Hinter dem kryptischen Titel „evRoaming4EU“ verbirgt sich ein Partnerschaftsprojekt von Deutschland, Österreich, Dänemark und den Niederlanden. Die Länder arbeiten bis Ende 2019 an einer einheitlichen Ladestruktur für Elektroautos.

Soll die Alternative zu Diesel und Benzin flächendeckend überzeugen, sollte Laden künftig so einfach funktionieren wie Tanken. Damit sich das an möglichst vielen Standorten über Ländergrenzen hinweg bewahreitet, muss der Informationsaustausch zwischen den einzelnen Akteuren rund um die E-Mobilität vereinfacht werden. Das Zauberwort dafür heißt „Open Charge Point Interface (OCPI)“ – über die einheitlichen Datenprotokolle können Ladeinfrastrukturbetreiber, sowie Mobilitäts- und Navigationsdienstleister ihre Systeme problemlos miteinander vernetzen und über Systemgrenzen hinweg kommunizieren.

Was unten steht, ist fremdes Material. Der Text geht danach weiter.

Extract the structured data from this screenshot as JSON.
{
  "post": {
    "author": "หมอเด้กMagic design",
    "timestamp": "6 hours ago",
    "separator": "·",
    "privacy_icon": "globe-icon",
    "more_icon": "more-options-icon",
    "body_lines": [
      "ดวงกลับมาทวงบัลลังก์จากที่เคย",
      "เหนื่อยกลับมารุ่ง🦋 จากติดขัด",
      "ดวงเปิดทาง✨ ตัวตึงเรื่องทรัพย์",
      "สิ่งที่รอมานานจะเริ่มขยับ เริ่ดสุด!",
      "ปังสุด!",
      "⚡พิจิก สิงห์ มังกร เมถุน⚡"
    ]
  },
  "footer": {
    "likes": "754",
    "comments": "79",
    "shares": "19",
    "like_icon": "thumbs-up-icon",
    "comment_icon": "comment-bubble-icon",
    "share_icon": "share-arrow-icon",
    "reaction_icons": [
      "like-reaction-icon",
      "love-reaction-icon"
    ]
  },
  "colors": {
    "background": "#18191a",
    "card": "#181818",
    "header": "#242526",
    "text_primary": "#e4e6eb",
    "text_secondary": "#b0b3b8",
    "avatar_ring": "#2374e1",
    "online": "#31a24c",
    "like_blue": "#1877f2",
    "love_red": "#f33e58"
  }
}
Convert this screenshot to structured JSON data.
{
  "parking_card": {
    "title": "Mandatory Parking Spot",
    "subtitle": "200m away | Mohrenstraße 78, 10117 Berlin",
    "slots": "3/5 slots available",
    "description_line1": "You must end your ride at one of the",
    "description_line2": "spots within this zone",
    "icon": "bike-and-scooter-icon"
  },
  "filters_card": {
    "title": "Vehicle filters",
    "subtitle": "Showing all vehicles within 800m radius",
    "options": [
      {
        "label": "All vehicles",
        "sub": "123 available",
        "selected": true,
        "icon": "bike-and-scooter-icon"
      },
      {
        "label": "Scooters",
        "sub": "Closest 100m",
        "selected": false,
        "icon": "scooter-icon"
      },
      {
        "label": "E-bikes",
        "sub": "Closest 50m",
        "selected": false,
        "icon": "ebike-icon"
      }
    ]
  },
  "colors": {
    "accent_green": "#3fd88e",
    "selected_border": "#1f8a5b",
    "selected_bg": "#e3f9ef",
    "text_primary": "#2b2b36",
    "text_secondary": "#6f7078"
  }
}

Eon und Stromnetz Hamburg an Entwicklung beteiligt

Für den Kunden bedeutet das nicht nur laden, wo und bei wem er will, sondern auch mehr Transparenz in Sachen Preis- und Tarifinformationen und eine Ladekarte oder App für alle Stationen.  Deutschland wird derzeit von Eon und Stromnetz Hamburg im EU-Partnerschaftsprojekt vertreten. (ls)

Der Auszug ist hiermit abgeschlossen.